0
votes

I'm using spark-sql-2.4.1v with java8. I have a scenario where I need to add a when condition on column iff that column exist in the respective dataframe . How can it be done?

Ex :

val df = ...// may contain columns either abc, x or y or both....depend on some business logic.

val result_df =  df
                  .withColumn("new_column", when(col("abc") === "a" , concat(col("x"),lit("_"),col("y"))))

// here the problem is some times df may not contain/fetch "x" column then it should give "y" value in the result_df. But in the above statement throwing error as "x" column is not present in df at that point.

So how to check if a column (i.e. "x") presents the use in the concat() else go with remaining columns( i.e. "y")

Here vice versa also possible i.e. only col(x) presents in the df but not column("y"). In some cases both columns x, y available in the df then it is working fine.

Question. how to add the condition in when-clause as and when the column presents in the dataframe. ?

one correction in question.
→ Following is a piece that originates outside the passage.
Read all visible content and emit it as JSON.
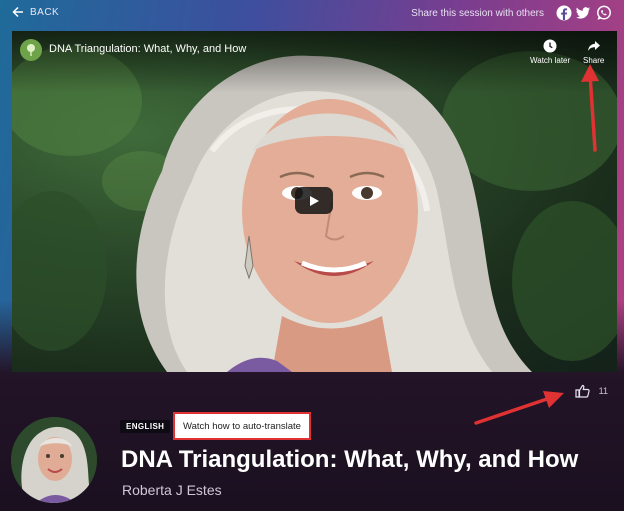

If some colums is not there I should not go into that "withColumn" condition.

Ex :

If column x presents :

val result_df =  df
                  .withColumn("new_x", when(col("abc") === "a" , concat(col("x"))))

If column x presents :

val result_df =  df
                  .withColumn("new_y", when(col("abc") === "a" , concat(col("y"))))

If both column x and y presents :

val result_df =  df
               .withColumn("new_x", when(col("abc") === "a" , concat(col("x"))))
                .withColumn("new_y", when(col("abc") === "a" , concat(col("y"))))
                  .withColumn("new_x_y", when(col("abc") === "a" , concat(col("x"),lit("_"),col("y"))))
2

2 Answers

1
votes

You need to do this with your languages native flow control, e.g. in python/PySpark with if, else statements.
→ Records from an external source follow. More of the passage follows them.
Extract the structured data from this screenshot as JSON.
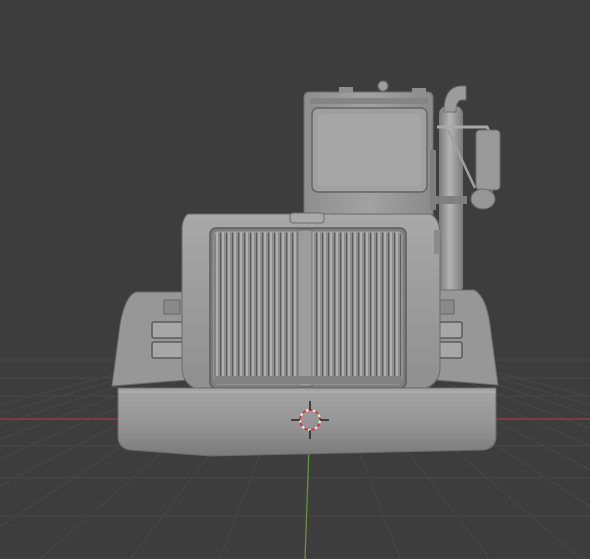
{
  "viewport": {
    "mode": "Solid",
    "shading": "Studio",
    "background_color": "#3d3d3d",
    "grid_color": "#4a4a4a",
    "x_axis_color": "#a43f45",
    "y_axis_color": "#6b9b3a",
    "model_color": "#9a9a9a",
    "model_highlight": "#b3b3b3",
    "model_shadow": "#6e6e6e",
    "model_dark": "#4e4e4e",
    "cursor_primary": "#e8e8e8",
    "cursor_secondary": "#d33a3a"
  },
  "scene": {
    "object": "truck-front",
    "objects": [
      "cab",
      "exhaust-stack",
      "side-mirror",
      "hood",
      "radiator-grille",
      "fenders",
      "headlights",
      "front-bumper"
    ],
    "gizmo": "3d-cursor"
  }
}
The reason being that Spark df functions work on columns, thus you cannot apply a .when() condition checking col names, it only looks at values within the cols and applies the logic/condition row-wise.

E.g. for F.when(col(x) == col(y)), spark will translate it to Java where it'll apply that logic rowise in the two cols.

This also makes sense if you think that Spark dfs are made up of row objects, so what it does is send the condition to the drive to apply this condition to every object (row), which looks like this [Row(x=2), Row(y=5)].

def check_columns(df, col_x, col_y, concat_name):
    '''
    df: spark dataframe
    col_x & col_y: the two cols to concat if both present
    concat_name: name for new concated col
    -----------------------------------------------------
    returns: df with new concated col if oth x & y cols present
    otherwise if returns df with x or y col if only on present 
    '''
    cols = list(col_x) + list(col_y)
    if all(item in df.columns for item in cols) 
    df = df.withColumn(concat_name, concat(col(col_x),lit("_"),col(col_y)))
    return df

Only need to apply action if both x & y present as if only one is it'll return the df with the existing x or y col anyways.

I would apply something like the above, save as function for re-usability.

What you could do with .when() is only concat values where a condition is met row-wise, this will give you a col with values concated where condition is met.

df.when('concat_col', F.when( F.col('age') < F.lit('18'), 
                      concat(F.col('name'), F.lit('_underAge'))
                      .otherwise(F.col('name'),F.lit('_notUnderAge')))

Hope this helps!

1
votes

You could achive that by creating a list of columns dynamically using the columns property and a simple if Scala/Java statement. The list should include or not the targetColumn depending while the columns was found or not in the dataframe schema (scala code):

import org.apache.spark.sql.functions.{col, concat_ws}

// the column we should check for. Change this accordingly to your requirements i.e "y"
val targetColumn = "x"
var concatItems = Seq(col("y"))

// add targetColumn if found in df.columns
if (df.columns.contains(targetColumn))
  concatItems = concatItems :+ col(targetColumn)

df.withColumn("new_column", when(col("abc") === "a", concat_ws("_", concatItems:_*)))

Note that instead of contact we use concat_ws since it will check automatically while contactItems contains one or more items and apply _ seperator respectively.

Update:

Here is the new updated code using a select statement:

var selectExpr = null

if(df.columns.contains("x") && df.columns.contains("y"))
   selectExpr = Seq(
         when(col("abc") === "a", col("x")).as("new_x"), 
         when(col("abc") === "a", col("y")).as("new_y"),
         when(col("abc") === "a", concat_ws("_", col("x"), col("y"))).as("new_x_y")
   )
else if(df.columns.contains("y"))
   selectExpr =  when(col("abc") === "a", col("y")).as("new_y")
else
   selectExpr =  when(col("abc") === "a", col("x")).as("new_x")

df.select(selectExpr:_*)  

Note that we don't need to use withColumn, select is exactly what you need for your case.